Récit de Gabriela

L’arrivée, en tant qu’assistante de langue

Je suis arrivée à Marseille en 2009, pour y travailler en tant qu’assistante de langue espagnole dans un lycée, dans le cadre d’un Programme du Ministère de l’Éducation français. J’étais déjà passée par la France plus tôt, en 2006 : une année d’étude, quand j’étais à la fac.

Du coup, j’arrivais toujours avec un cadre académique, professionnel ou institutionnel bien en place, qui rendait les choses faciles du point de vue des démarches administratives.

Le choix de la France était aussi lié à mes études de langue étrangères : terminé la Fac, j’avais envie de pratiquer la langue, de m’améliorer. Les expériences professionnelles proposées aux hispanophones ne manquaient pas : le Ministère français était en demande d’assistants de langues et proposait des courtes collaborations aux jeunes diplômés.

Le fait d’être venus en réponse à des besoins de l’éducation nationale nous a simplifié partiellement les démarches : nous n’avons pas dû nous rendre en Préfecture. Par contre, nous devions quand même faire des gestions avec l’OFII, la CPAM, chercher un logement.

En général, à la fin de 3 / 6 mois de contrat, les gens rentraient dans leurs pays respectifs ; cette année-là, nous n’étions que 5 à vouloir rester ici parmi tous les collaborateurs embauchés dans le cadre de ce Programme, dont seulement 3 latino-américains.

À la fin de cette période, les choses sont devenues bien plus compliquées : je devais prolonger mes droits de séjour, trouver un emploi… en gros ça n’a pas été très facile – ni pour moi, ni pour les institutions – de comprendre comment passer de la condition de travailleur temporaire à celle de travailleur qui décide de s’installer en France.

J’ai initialement travaillé comme professeur d’espagnol, remplaçante dans des lycées.

Côté papiers, j’ai passé douze mois avec un simple récépissé de la Préfecture, que je devais renouveler tous les trois mois, en me rendant à la Préfecture à chaque fois. Pour compléter mon dossier, qui apparemment posait des problèmes, j’ai dû me rendre à plusieurs reprises à la Direction du Travail (vers Périer), pour obtenir des pièces justificatives de mon parcours professionnel depuis mon entrée dans le pays.

Pour essayer d’y voir plus clair, je me suis rendue à la CIMADE, où j’ai eu un bon accompagnement.

Pour obtenir un titre de séjour, les critères étaient plutôt stricts : ils regardent le type de contrat de travail, les heures travaillées, le salaire et surtout le poste que tu occupes. Si tu as trouvé un emploi directement avec une entreprise, ça ne te servira pas pour obtenir le droit de rester en France. En fait, le poste que tu occupes doit avoir été publié un certain temps  sur le site du Pôle Emploi avant ton embauche. C’est une façon de vérifier que tu n’es pas en train d’occuper un poste qui pourrait intéresser un français.
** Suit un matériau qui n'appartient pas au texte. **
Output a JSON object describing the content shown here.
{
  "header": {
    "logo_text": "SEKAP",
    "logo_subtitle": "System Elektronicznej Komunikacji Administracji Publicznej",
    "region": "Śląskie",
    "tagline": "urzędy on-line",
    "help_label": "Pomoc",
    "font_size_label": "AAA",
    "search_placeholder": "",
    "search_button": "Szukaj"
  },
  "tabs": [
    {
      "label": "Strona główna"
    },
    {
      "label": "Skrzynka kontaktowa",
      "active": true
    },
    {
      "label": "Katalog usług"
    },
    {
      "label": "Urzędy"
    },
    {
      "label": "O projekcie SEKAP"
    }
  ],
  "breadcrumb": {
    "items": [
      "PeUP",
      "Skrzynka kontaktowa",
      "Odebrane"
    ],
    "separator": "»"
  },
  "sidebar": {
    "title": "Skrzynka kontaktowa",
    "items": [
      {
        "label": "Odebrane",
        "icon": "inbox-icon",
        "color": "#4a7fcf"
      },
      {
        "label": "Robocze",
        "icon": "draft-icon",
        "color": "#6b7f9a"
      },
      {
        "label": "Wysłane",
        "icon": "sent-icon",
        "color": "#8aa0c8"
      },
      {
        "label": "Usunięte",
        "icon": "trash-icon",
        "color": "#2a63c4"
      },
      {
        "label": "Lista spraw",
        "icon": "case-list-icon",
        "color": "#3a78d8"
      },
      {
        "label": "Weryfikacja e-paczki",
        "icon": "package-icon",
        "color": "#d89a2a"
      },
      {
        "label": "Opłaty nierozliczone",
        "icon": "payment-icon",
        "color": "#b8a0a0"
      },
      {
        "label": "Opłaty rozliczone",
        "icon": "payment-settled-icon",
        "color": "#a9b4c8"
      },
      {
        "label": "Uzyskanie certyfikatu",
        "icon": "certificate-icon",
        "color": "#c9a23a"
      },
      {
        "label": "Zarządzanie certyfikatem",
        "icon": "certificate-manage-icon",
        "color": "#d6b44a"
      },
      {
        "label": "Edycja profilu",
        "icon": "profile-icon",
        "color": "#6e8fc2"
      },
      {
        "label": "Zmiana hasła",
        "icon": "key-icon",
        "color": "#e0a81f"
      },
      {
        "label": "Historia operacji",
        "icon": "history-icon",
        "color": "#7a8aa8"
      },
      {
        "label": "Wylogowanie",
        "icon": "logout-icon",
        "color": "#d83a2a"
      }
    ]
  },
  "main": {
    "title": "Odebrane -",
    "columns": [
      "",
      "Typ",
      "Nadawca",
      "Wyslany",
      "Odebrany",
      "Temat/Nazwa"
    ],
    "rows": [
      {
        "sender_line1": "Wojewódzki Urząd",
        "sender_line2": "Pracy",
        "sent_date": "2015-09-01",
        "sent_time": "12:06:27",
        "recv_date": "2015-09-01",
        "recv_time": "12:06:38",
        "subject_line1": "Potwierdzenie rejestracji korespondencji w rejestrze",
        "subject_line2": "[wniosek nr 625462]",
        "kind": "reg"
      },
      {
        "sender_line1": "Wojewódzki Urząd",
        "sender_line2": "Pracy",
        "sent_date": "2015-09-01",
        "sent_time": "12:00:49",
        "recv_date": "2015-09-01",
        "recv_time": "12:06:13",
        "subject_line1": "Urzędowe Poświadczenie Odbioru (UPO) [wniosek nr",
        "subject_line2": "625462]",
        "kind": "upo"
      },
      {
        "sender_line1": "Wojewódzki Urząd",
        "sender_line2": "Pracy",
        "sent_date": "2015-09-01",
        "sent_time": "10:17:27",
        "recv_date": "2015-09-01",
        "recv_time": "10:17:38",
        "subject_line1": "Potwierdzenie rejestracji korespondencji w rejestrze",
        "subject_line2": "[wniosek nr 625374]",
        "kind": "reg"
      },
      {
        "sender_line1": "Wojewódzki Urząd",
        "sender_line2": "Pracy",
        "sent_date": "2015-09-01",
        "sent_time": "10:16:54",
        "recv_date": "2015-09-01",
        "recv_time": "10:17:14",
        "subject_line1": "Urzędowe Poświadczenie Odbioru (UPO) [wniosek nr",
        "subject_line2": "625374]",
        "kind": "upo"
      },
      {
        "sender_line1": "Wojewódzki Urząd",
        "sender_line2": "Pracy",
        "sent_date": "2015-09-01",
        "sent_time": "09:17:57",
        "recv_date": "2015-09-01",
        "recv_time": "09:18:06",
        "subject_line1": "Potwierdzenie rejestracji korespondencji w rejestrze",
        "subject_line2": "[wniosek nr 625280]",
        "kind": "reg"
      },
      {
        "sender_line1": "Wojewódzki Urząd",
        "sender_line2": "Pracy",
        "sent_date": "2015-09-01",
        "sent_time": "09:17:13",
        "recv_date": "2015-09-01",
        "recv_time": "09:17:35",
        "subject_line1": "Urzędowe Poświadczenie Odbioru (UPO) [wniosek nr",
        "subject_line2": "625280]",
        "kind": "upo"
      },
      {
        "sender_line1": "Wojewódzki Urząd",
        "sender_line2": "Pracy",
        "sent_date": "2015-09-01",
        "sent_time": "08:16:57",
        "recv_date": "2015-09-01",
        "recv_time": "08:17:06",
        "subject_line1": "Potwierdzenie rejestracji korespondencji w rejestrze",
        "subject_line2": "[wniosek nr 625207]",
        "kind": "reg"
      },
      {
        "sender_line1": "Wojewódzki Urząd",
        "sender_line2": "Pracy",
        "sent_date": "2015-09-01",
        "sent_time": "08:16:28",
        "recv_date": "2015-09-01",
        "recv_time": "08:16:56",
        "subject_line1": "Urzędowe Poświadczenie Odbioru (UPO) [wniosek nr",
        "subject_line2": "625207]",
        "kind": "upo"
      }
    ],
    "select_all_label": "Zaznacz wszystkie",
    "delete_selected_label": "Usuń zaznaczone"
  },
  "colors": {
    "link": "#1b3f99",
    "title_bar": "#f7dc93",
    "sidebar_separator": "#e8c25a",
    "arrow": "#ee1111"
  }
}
Donc, cette première année, même si j’ai beaucoup travaillé, je n’ai pas eu le permis de séjour, puisque mon dossier ne remplissait pas ces critères. Ni le salaire, ni le poste que j’occupais ne correspondaient aux exigences de la Préfecture.

C’est le moment où j’ai été le plus proche de recevoir un Obligation de quitter le territoire français (OQTF)…qui à l’époque s’appelait encore « Invitation de quitter… ». Ils ont changé ‘invitation’ en ‘obligation’

 

Le statut d’étudiant

Ce qui m’a sauvé de cette procédure, c’est que j’avais décidé, à la fin de cette année passée à travailler, de retourner à la fac, pour faire un master. Avant que l’OQTF ne me soit envoyé, j’ai eu un statut d’étudiant, et les choses sont devenues bien plus faciles. Les critères stricts que je n’avais pas pu respecter auparavant ne s’appliquaient plus à ma nouvelle condition. Avec les papiers de la fac je me sentais, d’une certaine façon, protégée.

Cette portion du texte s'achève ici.